Is AI bad for critical thinking? It depends when you use it

Next time you’re about to ask an AI chatbot to help you solve a hard problem, you might want to slow your roll.
Misryoum newsroom reported on new research presented April 14, 2026 at the CHI conference on Human Factors in Computing Systems in Barcelona. The headline result is pretty straightforward: people who waited to consult a chatbot until they had partially worked through a problem on their own performed better on a critical thinking task than those who used the chatbot from the start. But there’s a twist—when time is tight, using AI early can still give a boost.

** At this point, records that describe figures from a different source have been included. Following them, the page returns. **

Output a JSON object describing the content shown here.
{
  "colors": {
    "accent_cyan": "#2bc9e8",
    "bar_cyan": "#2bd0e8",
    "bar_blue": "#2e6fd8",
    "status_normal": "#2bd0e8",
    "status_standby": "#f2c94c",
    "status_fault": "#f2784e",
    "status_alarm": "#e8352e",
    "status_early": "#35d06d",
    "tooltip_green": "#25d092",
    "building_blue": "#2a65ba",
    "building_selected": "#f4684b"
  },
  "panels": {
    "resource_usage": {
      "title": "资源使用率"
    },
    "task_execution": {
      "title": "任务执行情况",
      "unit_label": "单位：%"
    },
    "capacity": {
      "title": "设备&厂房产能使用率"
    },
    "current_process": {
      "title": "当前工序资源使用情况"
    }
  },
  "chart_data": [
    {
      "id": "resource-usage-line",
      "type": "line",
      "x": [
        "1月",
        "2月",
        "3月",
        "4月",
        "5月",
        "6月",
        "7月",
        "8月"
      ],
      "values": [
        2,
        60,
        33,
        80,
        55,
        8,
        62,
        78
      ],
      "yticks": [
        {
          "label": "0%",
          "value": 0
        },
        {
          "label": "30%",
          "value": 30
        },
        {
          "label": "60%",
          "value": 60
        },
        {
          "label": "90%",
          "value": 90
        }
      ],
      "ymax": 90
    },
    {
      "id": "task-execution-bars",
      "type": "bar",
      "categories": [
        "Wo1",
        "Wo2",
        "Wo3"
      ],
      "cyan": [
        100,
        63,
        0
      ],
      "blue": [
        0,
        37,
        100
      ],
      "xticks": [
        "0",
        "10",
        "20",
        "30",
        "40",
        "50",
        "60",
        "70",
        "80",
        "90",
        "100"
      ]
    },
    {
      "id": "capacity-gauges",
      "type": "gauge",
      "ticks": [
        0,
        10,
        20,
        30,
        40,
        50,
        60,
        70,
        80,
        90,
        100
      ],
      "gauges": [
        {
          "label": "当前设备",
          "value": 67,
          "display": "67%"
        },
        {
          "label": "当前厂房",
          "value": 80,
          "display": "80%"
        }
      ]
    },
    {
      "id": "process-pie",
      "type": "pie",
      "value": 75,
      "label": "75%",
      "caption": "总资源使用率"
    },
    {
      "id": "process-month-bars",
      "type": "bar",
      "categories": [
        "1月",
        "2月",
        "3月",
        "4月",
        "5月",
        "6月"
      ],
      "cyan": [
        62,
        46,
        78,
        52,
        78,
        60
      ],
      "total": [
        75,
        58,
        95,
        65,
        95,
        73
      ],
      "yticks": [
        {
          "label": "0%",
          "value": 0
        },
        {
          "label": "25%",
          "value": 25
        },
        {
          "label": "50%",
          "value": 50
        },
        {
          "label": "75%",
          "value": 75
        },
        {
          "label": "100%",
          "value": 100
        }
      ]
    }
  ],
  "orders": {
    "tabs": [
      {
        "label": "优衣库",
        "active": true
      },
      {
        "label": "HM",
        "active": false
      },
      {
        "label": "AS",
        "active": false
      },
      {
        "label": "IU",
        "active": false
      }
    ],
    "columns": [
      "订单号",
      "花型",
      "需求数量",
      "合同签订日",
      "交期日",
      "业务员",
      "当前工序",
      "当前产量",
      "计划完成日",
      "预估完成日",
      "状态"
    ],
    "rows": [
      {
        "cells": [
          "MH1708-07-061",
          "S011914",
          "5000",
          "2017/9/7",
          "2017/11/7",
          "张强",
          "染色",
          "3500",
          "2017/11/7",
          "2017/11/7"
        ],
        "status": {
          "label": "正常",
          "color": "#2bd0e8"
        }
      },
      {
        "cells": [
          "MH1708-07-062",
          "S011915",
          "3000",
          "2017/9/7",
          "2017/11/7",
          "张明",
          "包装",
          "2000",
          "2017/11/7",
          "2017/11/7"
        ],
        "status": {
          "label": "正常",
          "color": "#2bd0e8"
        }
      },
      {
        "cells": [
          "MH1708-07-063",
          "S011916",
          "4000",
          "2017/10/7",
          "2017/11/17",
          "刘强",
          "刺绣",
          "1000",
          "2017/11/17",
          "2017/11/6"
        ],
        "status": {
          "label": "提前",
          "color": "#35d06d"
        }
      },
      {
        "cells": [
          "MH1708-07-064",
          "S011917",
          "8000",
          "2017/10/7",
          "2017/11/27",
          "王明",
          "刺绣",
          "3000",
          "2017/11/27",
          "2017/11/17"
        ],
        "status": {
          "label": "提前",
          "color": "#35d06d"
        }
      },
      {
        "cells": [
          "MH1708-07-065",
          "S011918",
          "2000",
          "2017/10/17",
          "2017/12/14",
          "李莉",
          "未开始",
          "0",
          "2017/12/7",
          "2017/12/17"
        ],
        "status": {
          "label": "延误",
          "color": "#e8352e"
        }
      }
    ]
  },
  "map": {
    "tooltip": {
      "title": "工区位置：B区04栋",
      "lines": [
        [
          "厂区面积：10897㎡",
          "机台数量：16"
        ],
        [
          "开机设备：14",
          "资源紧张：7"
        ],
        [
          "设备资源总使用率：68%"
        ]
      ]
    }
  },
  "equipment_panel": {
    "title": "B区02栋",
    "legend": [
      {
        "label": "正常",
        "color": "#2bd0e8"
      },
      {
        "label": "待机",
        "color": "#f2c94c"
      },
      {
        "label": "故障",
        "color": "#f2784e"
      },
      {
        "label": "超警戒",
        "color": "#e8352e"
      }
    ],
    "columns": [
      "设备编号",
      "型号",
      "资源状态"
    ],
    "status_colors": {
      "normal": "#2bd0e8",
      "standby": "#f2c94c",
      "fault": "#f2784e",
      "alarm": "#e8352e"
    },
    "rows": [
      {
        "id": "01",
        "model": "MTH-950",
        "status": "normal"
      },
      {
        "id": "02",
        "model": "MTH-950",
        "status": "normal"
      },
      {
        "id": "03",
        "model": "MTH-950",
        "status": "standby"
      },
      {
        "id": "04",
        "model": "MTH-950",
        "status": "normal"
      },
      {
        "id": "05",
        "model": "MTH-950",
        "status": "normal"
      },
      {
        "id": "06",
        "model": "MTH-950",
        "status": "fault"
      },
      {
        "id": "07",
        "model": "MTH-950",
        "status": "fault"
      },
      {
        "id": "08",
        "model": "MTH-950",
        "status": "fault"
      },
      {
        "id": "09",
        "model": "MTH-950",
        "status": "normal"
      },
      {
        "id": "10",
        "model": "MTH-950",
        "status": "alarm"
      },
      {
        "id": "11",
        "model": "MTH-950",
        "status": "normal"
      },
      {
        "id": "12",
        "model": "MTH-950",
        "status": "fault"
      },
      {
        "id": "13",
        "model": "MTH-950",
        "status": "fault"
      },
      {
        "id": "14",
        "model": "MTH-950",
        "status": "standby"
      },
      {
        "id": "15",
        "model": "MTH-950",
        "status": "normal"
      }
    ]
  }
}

The study was run by computer scientist Mina Lee of the University of Chicago and colleagues, who randomly assigned 393 people to one of eight categories. First, participants were split into two groups—those given sufficient time (30 minutes) and those given insufficient time (10 minutes). Then, within those time buckets, they were further divided based on when, or if, they could use the OpenAI’s GPT-4o chatbot: early, continuous, late or no access. Each group had roughly 40 to 50 participants.
After that setup, participants took on a role: they were told to act as city council members and decide, using a set of seven documents, whether to accept or reject a company’s proposal meant to mitigate a water contamination problem. Each person had to write an essay explaining their decision. It’s the kind of task that sounds simple until you’re staring at the clock—one participant in Misryoum’s newsroom imagination (not this study, obviously) might still hear the faint hum of their laptop fan while they try to connect the dots.
The researchers scored the essays based, in part, on how many valid arguments and textual references they contained, and found that participants given 30 minutes performed better across the board than those given only 10 minutes. The top essay scores went to participants who had enough time to complete the task and had access to the chatbot later in the process. In other words, the best performance wasn’t just “use AI,” it was “use AI at the right moment,” after some thinking had already happened.
When the team looked at memory for information in the provided documents, the most successful group was different again: participants with sufficient time who never had access to the chatbot. They also scored “myside bias,” measuring how many perspectives participants incorporated in their arguments. Here, the group with sufficient time and late chatbot access did best.
The pattern lines up, according to Barbara Oakley, a systems engineer and education expert at Oakland University in Rochester Hills, Mich. The results reflect two kinds of learning: slow, effortful reasoning, and fast, automatic thinking. Slow learning means building understanding carefully and weighing options; fast learning leans on habits and quick judgments with little reflection. Participants who had time to reason through the material on their own before using AI did best because they had already engaged in that slower learning, Oakley said.
Of course, real life is messier than a lab. Under time pressure, the “insufficient time” groups told a different story: among those four categories, the group with access to the chatbot early on scored the highest on their essays. Misryoum analysis suggests that early assistance may help people get unstuck just enough to produce a coherent response. But the study’s authors didn’t frame this as permission to rush.
Lee cautioned that the result doesn’t mean people should sprint toward AI. “When you are under time pressure and use AI to boost your performance, then you are basically risking [just taking and using the] AI’s framing, and that reduces the kinds of arguments that you make and your engagement with the documents or different pieces of information,” she said. You have to “at least be aware of what you’re signing up [for].”
That awareness—timing awareness, mental awareness—may be the practical takeaway. Lee says people need strong AI literacy and also a way to understand their own thinking patterns so they can weigh risks and benefits of chatbots in different scenarios and different points in problem-solving. “I think our work kind of targets time constraints as the first step towards [that] understanding.” Not a bad place to start, really. But the whole question—how to use AI without outsourcing your reasoning—still feels like it’s only half answered.